10 Classic Rock Songs That Instantly Take You Back To 1969
Mandatory Credit: Photo by Alan Messer/REX/Shutterstock (133333jj) DON McLEAN VARIOUS
As far as releases go, 1969 was undeniably spectacular. The year saw the emergence of new bands and so there was no shortage of great music on the airwaves. From ballads to blues rock, there was variety. It was absolute haven for every classic rock fan. Let’s revisit these songs that make us nostalgic:
Led Zeppelin – Whole Lotta Love
Led Zeppelin dropped their first two albums in 1969 and although critics weren’t too impressed with the group, they gained massive following especially as they hit the road in support of their records. Their second album opened with Whole Lotta Love which became one of their best known songs. It’s often voted as having one of the greatest guitar riffs of all time.
Sly and the Family Stone – Thank You (Falettinme Be Mice Elf Agin)
They were at the peak of their popularity but for Sly Stone, he was rather disappointed that people weren’t to the messages they were trying to impart in their songs. Thus, he wrote this. The lyrics also referenced their previous hits and the spelling is a play on “Thank you for letting me be myself again.”
Crosby, Stills & Nash – Suite: Judy Blue Eyes
Stephen Stills wrote this for his then-girlfriend Judy Collins and their imminent breakup. Stills explained that the song “started out as a long narrative poem about my relationship with Judy Collins.” And while he had the words, he also “had a hell of a time getting the music to fit.” It became one of their most popular tracks as it showcased their impeccable harmonies.
Creedence Clearwater Revival – Proud Mary
A single from Bayou Country, it was a major hit for Creedence Clearwater Revival. The song came together after John Fogerty was discharged from the National Guard. He recalled, “By the time I hit ‘Rolling, rolling, rolling on the river,’ I knew I had written my best song. It vibrated inside me.”
The Rolling Stones – Gimme Shelter
The opening track to Let It Bleed, it didn’t chart but it achieved classic status. Written by Mick Jagger and Keith Richards, Jagger told Rolling Stone that it’s “a kind of end-of-the-world song, really. It’s apocalypse.” It touched on the social and political unrest including the Vietnam War.
The Beatles – Come Together
The lead song on Abbey Road, John Lennon initially wrote it for the political campaign of Timothy Leary but when he went to jail for cannabis possession, The Beatles recorded it for their album.
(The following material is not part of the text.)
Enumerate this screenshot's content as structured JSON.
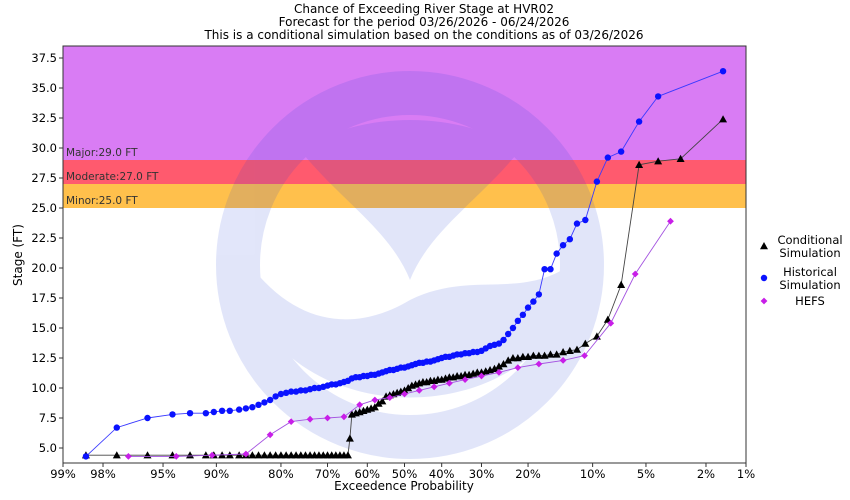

Lennon recalled that he “just said, ‘Look, I’ve got no arrangement for you, but you know how I want it.’” He also told them, “Give me something funky.” And that’s what they did.
Joni Mitchell – Both Sides, Now
Although Joni Mitchell wrote it, it was originally recorded by Judy Collins in 1968 and Mitchell released her version the following year. She penned this while on a plane and reading Saul Bellow’s novel Henderson the Rain King.
The Who – Pinball Wizard
Written by Pete Townshend for their ambitious and epic rock opera Tommy, he had in mind the rock critic Nik Cohn who was going to review their project. He then wrote Pinball Wizard after he found out that Cohn was a fan of pinball machines.
Elvis Presley – Suspicious Minds
Elvis Presley’s last #1 single, it was almost never recorded. It was written by Mark James and produced by Chips Moman. Like most of his songs, Presley’s management wanted half of the publishing rights but Moman refused and even threatened them to stop the recording session. RCA’s Harry Jenkins eventually agreed with Moman because he knew it was going to be a hit.
Norman Greenbaum – Spirit In The Sky
Written by Norman Greenbaum is just fifteen minutes, he revealed that he got the inspiration for the song after watching country music singer Porter Wagoner on TV singing a gospel song. Although he knew nothing about gospel songs, he found it fairly easy to write. It became a gold record.